Прохожие исподтишка провожали завистливыми взглядами: молодой, привлекательный, стильно одетый мужчина, идет, конечно, к какой-то счастливой девушке на свидание... В такт размашистому шагу подрагивают черные прядки, упавшие на лоб. Только сигареты не хватает для завершения облика мачо... Нет. Курить он не будет.

Он действительно шел к девушке – правда, она выглядела не слишком счастливой, скорее замученной. Ольга кивнула ему и вернулась в комнату, кутаясь в махровый халат. Даже в нем она была изящнее, чем он привык ее видеть: обычно она таскала джинсы и кроссовки, злорадно называя себя "оно". В этом была вся Ольга: она язвила и издевалась над всеми, включая себя.

Пахло чем-то вкусным. Алечка выглянула из кухни, улыбнулась; без макияжа она казалась Паше красивее.

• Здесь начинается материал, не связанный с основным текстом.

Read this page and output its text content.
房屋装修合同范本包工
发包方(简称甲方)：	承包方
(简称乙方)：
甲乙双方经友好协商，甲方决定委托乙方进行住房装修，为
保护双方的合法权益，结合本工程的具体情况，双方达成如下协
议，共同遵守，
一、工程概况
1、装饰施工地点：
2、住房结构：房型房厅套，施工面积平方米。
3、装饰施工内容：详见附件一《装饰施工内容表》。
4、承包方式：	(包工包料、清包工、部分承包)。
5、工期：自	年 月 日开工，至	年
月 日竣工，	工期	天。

Но если Ольгина работа требовала асексуальной внешности – коллеги-врачи на короткую юбку реагировали как бык на красную тряпку – то школа подразумевала как минимум взрослость, а уютная домашняя Алечка походила скорее на студентку-практикантку.

Ольга приглушила "Дискавери", прижала к животу чашку с чаем.

- Знаешь, иногда я вам, мужикам, завидую.

- Зато нам приходится кресла чинить, - философски заметил Паша, копаясь в коробке с винтиками, гайками и всяким железным мусором. - Куда ж я в прошлый раз отвертку засунул?

Ольга издевательски выгнула тонкую бровь. Прикинув ход ее мыслей, Паша возвел глаза к небу. Он иногда катастрофически не понимал, как нежная душа Алечки выдерживает эту чудовищную пошлячку.

Ольга. Очаровательный беспорядок коротких волос, турецкий загар в разъехавшемся вырезе халата. Трогательная девочка, пока молчит. Но молчит она нечасто.

Ей тридцать два.

Она счастлива.

Паша возился с креслом; пальцы пахли железом. Ему нравилось создавать иллюзию "мужчины в доме" - здесь, где он был нужен и где принимали его таким, какой он есть... Совсем по-другому все было в доме матери.

Мама. Хм. Паша вздохнул: в субботу-воскресенье он обещался копать картошку на даче. И перспектива провести два дня в привычной позе на этот раз не радовала. Полоумная родня, долгие застольные беседы и, как всегда, косые взгляды в его сторону... Жалобное лицо матери: "Павлик, женись" - и вечный ответ, шутливо-жестокий: "Замуж – пожалуйста, хоть завтра." Больше, чем гопников, Паша ненавидел только одно: когда его называли Павликом. Но маме это прощалось, как и многое другое: в конце концов, у него нервы были крепче. Мама свои измотала, когда на первом курсе Паша наконец решился ей рассказать о своей ориентации. По большему счету она смирилась, но почему-то продолжала неутомимо надеяться, что это всего лишь сложный период в его жизни. Сильно затянувшийся сложный период.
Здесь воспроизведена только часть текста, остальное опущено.